Na ausência de projetos alternativos (França não estava), a direita alemã se dotou de uma arquitetura europeia à medida de sua economia exportadora e de sua minguante demografia. Quando eclodiu a crise, há dez anos, ofereceu uma explicação nacional em linha com a ortodoxia neoliberal ao que era um problema sistêmico internacional. A austeridade que seguiu ao dumping salarial, tudo isso apresentado num envoltório moralizante de Pigs e virtuosos, destroçou a promessa de prosperidade e a perspectiva de nivelamento entre os Estados membros da UE, conduzindo-a numa direção desintegradora. O euroceticismo, uma ideologia razoável e lúcida à luz do que oferece o europeísmo realmente existente, ficou majoritariamente nas mãos da extrema direita, inclusive na Alemanha que hoje conta com o maior grupo parlamentar de extrema-direita de todo o continente: 92 deputados da AfD, sem contar alguns companheiros de viagem da CSU bávara.

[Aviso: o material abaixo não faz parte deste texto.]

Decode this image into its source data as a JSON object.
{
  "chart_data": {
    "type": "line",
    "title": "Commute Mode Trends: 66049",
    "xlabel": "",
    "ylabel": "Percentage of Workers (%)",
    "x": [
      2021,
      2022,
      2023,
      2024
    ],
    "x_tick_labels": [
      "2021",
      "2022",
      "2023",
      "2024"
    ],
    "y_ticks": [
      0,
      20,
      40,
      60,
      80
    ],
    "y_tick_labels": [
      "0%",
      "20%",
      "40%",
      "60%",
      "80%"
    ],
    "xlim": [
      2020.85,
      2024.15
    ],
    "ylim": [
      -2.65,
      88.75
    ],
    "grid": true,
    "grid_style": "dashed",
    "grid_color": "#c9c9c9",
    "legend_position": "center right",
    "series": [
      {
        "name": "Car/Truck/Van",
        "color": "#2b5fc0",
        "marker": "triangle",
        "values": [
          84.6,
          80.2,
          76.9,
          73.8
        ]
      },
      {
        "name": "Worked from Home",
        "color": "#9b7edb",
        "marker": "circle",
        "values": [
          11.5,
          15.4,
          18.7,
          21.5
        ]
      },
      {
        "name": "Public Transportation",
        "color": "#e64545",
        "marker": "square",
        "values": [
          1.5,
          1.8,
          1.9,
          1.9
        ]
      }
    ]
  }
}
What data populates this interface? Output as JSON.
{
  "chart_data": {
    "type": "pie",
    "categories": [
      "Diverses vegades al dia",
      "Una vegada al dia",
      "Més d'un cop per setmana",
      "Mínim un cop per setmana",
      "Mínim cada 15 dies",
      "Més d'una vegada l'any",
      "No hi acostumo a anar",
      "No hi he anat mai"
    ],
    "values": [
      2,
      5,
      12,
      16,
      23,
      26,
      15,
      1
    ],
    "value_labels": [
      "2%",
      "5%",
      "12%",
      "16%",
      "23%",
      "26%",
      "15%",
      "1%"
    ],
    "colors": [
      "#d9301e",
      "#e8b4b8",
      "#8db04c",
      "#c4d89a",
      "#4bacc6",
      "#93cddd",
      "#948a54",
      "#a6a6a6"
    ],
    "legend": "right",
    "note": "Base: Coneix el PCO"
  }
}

O artificial conflito com a Rússia provocado pela ampliação da OTAN e seus prolegômenos, enterrou a Ostpolitik, o contrito imperativo de ter boas relações com a Rússia, o que significa não ignorar seus interesses, para regressar a uma dialética de tensão militar e sanções ditadas por Washington. Merkel não contradisse nunca a hipoteca americana que a UE tem em matéria de política exterior e de segurança, via OTAN. E quando a direita alemã lança balões metereológicos soberanistas para sacudir essa hipoteca, o que se vislumbra parece pior que a enfermidade, por exemplo o incipiente debate alemão sobre la oportunidade de se ter uma arma nuclear…
Seu aporte
O aporte da merkeologia à política foi simplória, mas inequivocamente reacionária. Aí está seu conceito principal: a marktkonforme demokratie, um quadro no qual é a democracia que se adapta ao mercado e não o contrário. Daí uma limitada visão de mundo que conjuga o desmonte do Estado social com a competição na globalização. Trata-se de seu 7/25/50: a União Europeia representa cerca de 7% da população mundial, gera 25% do PIB e responde por 50% do gasto social global, logo para ser competitivos é preciso cortar nestes 50%.
Poucas ideias
Na RDA, Merkel foi uma cidadã integrada, com responsabilidades e funções no sistema. Com a queda do regime soube adaptar-se e fazer carreira no quadro da nova Alemanha. Senso de oportunidade nunca lhe faltou. Mas o que mais além disso? Muito poucas ideias, e ainda menos “valores”. O governo foi, e continuará sendo nos dois anos que lhe restam, uma administração do que há: atender aos interesses dos poderes fáticos (sua indústria do automóvel, o mundo das finanças) e escutar quando se possa o sentimento majoritário do eleitorado para se manter no poder. Viu em março de 2011 que o acidente de Fukushima fazia eleitoralmente inviável sua cerrada defesa das usinas nucleares, e cedeu (ao preço de voltar a queimar mais carvão do que ninguém). Viu a avalanche auto-organizada de migrantes procedentes dos desastres na Síria, Líbia e outros lugares, e pôs, no outono de 2015, uma enganosa medalha liberal que paliasse sua péssima imagem na Europa depois dos protestos de verão daquele ano pelo abuso do referendo grego. Agora Merkel anuncia sua saída de cena em dois anos, consciente de qualquer tempo futuro será pior. Claro que nem tudo aqui apontado é culpa de Merkel, mas ela foi a personagem política europeia com mais poder durante um período aziago.